What was the birth rates in a given year (ex: year in 2000)?
births_2000 <- us_births %>%
filter(year == 2000) %>%
group_by(month)%>%
summarise(births = sum(births))%>%
mutate (birth_rate = round((births/281400000)*10000,2)) # As per CDC, birth rate is calculated by dividing the number of live births in a population in a year by the midyear resident population. Birth rates are expressed as the number of live births per 1,000 population.
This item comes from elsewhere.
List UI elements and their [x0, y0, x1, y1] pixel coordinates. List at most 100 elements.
In 2000, the U.S. Census Bureau counted 281.4 million people in the United States.
births_2000
## # A tibble: 12 × 3
## month births birth_rate
## <int> <int> <dbl>
## 1 1 330108 11.7
## 2 2 317377 11.3
## 3 3 340553 12.1
## 4 4 317180 11.3
## 5 5 341207 12.1
## 6 6 341206 12.1
## 7 7 348975 12.4
## 8 8 360080 12.8
## 9 9 347609 12.4
## 10 10 343921 12.2
## 11 11 333811 11.9
## 12 12 336787 12.0
max(births_2000$birth_rate, na.rm = FALSE )
## [1] 12.8
Showing in graph the birth rate per month in the Year 2000
ggplot(births_2000, aes(x = factor(month), y = birth_rate)) +
geom_bar(stat = "identity", width = 0.5, color = "black", fill = "lightblue") +
scale_x_discrete(labels = c("Jan", "Feb", "Mar", "Apr", "May", "Jun",
"Jul", "Aug", "Sep", "Oct", "Nov", "Dec")) +
labs(x = "Month", y = "Birth rate", title = "Birth Rate Per Month in Year 2000")+
geom_label(aes(label=birth_rate), position = position_dodge(width = 0.1), size = 3, label.padding = unit(0.1, "lines"), label.size = 0.09, inherit.aes = TRUE)
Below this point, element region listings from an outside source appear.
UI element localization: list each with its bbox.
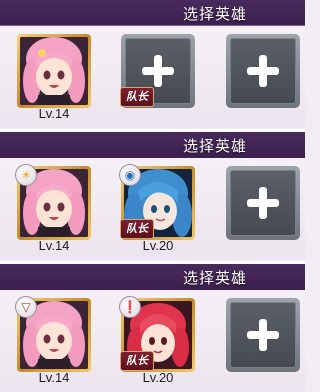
hero-slot-1[interactable]: ▽	[15, 296, 91, 372]
empty-slot-frame	[226, 298, 300, 372]
empty-slot-frame	[226, 34, 300, 108]
plus-icon	[230, 302, 296, 368]
panel-body: ▽ ❗ 队长 Lv.14 Lv.20	[0, 290, 305, 392]
plus-icon	[230, 38, 296, 104]
empty-slot[interactable]	[226, 166, 300, 240]
water-element-icon: ◉	[119, 164, 141, 186]
shield-element-icon: ▽	[15, 296, 37, 318]
empty-slot[interactable]	[226, 34, 300, 108]
panel-header: 选择英雄	[0, 261, 305, 292]
hero-level: Lv.14	[38, 238, 70, 253]
panel-title: 选择英雄	[182, 269, 247, 287]
panel-title: 选择英雄	[182, 137, 247, 155]
captain-badge: 队长	[120, 351, 154, 371]
light-element-icon: ✳	[15, 164, 37, 186]
hero-level: Lv.20	[142, 370, 174, 385]
panel-body: ✳ ◉ 队长 Lv.14 Lv.20	[0, 158, 305, 260]
team-panel-1: 选择英雄 队长 Lv.14	[0, 0, 305, 128]
panel-header: 选择英雄	[0, 0, 305, 27]
team-panel-3: 选择英雄 ▽ ❗ 队长 Lv.14 Lv.20	[0, 261, 305, 392]
captain-badge: 队长	[120, 219, 154, 239]
captain-badge: 队长	[120, 87, 154, 107]
team-select-screen: 选择英雄 队长 Lv.14 选择英雄 ✳ ◉ 队长 Lv.14 Lv.20 选择…	[0, 0, 305, 392]
pink-hair-girl-portrait	[20, 37, 88, 105]
panel-body: 队长 Lv.14	[0, 26, 305, 128]
plus-icon	[230, 170, 296, 236]
hero-slot-2-captain[interactable]: ❗ 队长	[119, 296, 195, 372]
empty-slot[interactable]	[226, 298, 300, 372]
hero-slot-1[interactable]	[17, 34, 91, 108]
hero-level: Lv.14	[38, 106, 70, 121]
hero-slot-1[interactable]: ✳	[15, 164, 91, 240]
empty-slot-captain[interactable]: 队长	[120, 34, 195, 108]
team-panel-2: 选择英雄 ✳ ◉ 队长 Lv.14 Lv.20	[0, 129, 305, 260]
hero-portrait-frame	[17, 34, 91, 108]
panel-header: 选择英雄	[0, 129, 305, 160]
hero-level: Lv.14	[38, 370, 70, 385]
hero-slot-2-captain[interactable]: ◉ 队长	[119, 164, 195, 240]
fire-element-icon: ❗	[119, 296, 141, 318]
hero-level: Lv.20	[142, 238, 174, 253]
empty-slot-frame	[226, 166, 300, 240]
panel-title: 选择英雄	[182, 5, 247, 23]
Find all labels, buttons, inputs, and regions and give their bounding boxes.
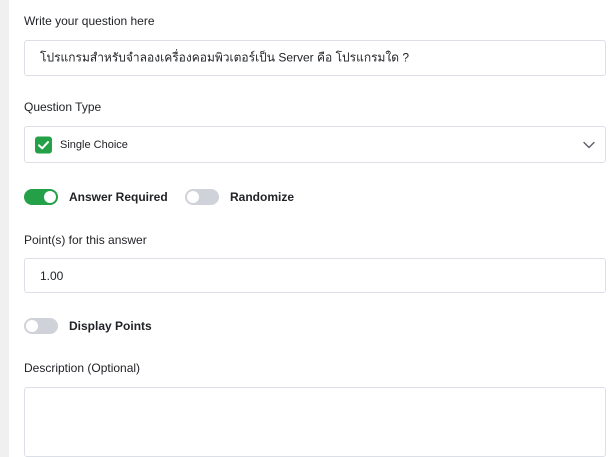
display-points-label: Display Points xyxy=(69,319,152,333)
question-input-value: โปรแกรมสำหรับจำลองเครื่องคอมพิวเตอร์เป็น… xyxy=(40,50,410,65)
display-points-toggle[interactable] xyxy=(24,318,58,334)
description-textarea[interactable] xyxy=(24,387,606,457)
chevron-down-icon xyxy=(583,136,595,154)
question-label: Write your question here xyxy=(24,14,155,28)
randomize-toggle[interactable] xyxy=(185,189,219,205)
answer-required-toggle[interactable] xyxy=(24,189,58,205)
randomize-label: Randomize xyxy=(230,190,295,204)
question-type-select[interactable]: Single Choice xyxy=(24,126,606,163)
answer-required-label: Answer Required xyxy=(69,190,168,204)
question-type-label: Question Type xyxy=(24,100,102,114)
points-input[interactable]: 1.00 xyxy=(24,258,606,293)
question-editor-panel: Write your question here โปรแกรมสำหรับจำ… xyxy=(9,0,610,457)
toggle-knob xyxy=(44,191,56,203)
toggle-knob xyxy=(26,320,38,332)
question-type-value: Single Choice xyxy=(60,138,128,151)
check-icon xyxy=(35,136,52,153)
question-input[interactable]: โปรแกรมสำหรับจำลองเครื่องคอมพิวเตอร์เป็น… xyxy=(24,40,606,76)
description-label: Description (Optional) xyxy=(24,361,141,375)
points-input-value: 1.00 xyxy=(40,268,64,283)
toggle-knob xyxy=(187,191,199,203)
points-label: Point(s) for this answer xyxy=(24,233,147,247)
Based on our data set from the Centers for Disease Control and Prevention (CDC), the birth rate in the United States in January 2000 was approximately 11.73 compared to December 2000 was approximately 11.97 births per 1,000 population. The highest birth rate in the United States was in August, which was approximately 12.80 births per 1,000 population. It’s important to note that birth rates can vary by state and demographic group, so this is an overall national estimate.
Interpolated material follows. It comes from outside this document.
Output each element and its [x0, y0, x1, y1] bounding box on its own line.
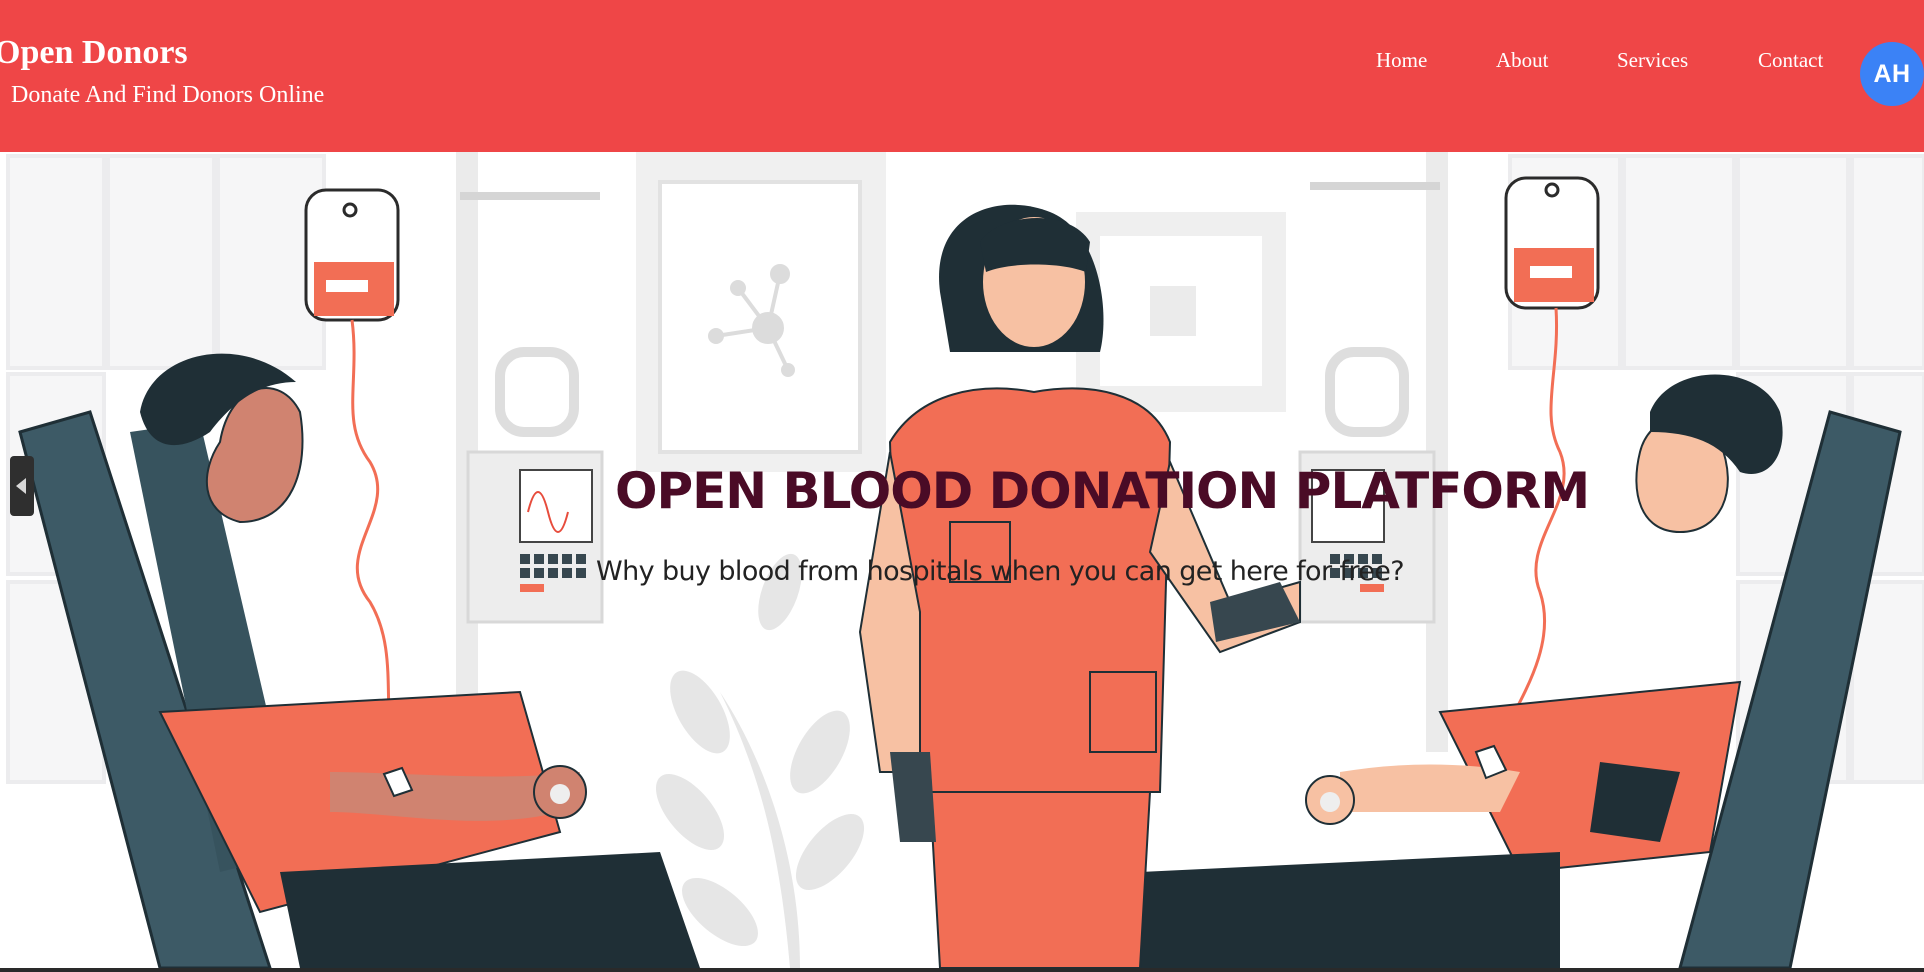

In this assignment we were able to extract dataset from fivethirtyeight.com and use TidyVerse packages, specifically dplyr and ggplot2 to demonstrate it’s capabilities. We have used dplyr to manipulate our data by using mutate(), select(), filter() and summarise() functions. These all combine with group_by() which allowed us to perform our operation “by group”. We have also used ggplot2 to have a visual representation of our data as it is easier and faster to transmit in our brain.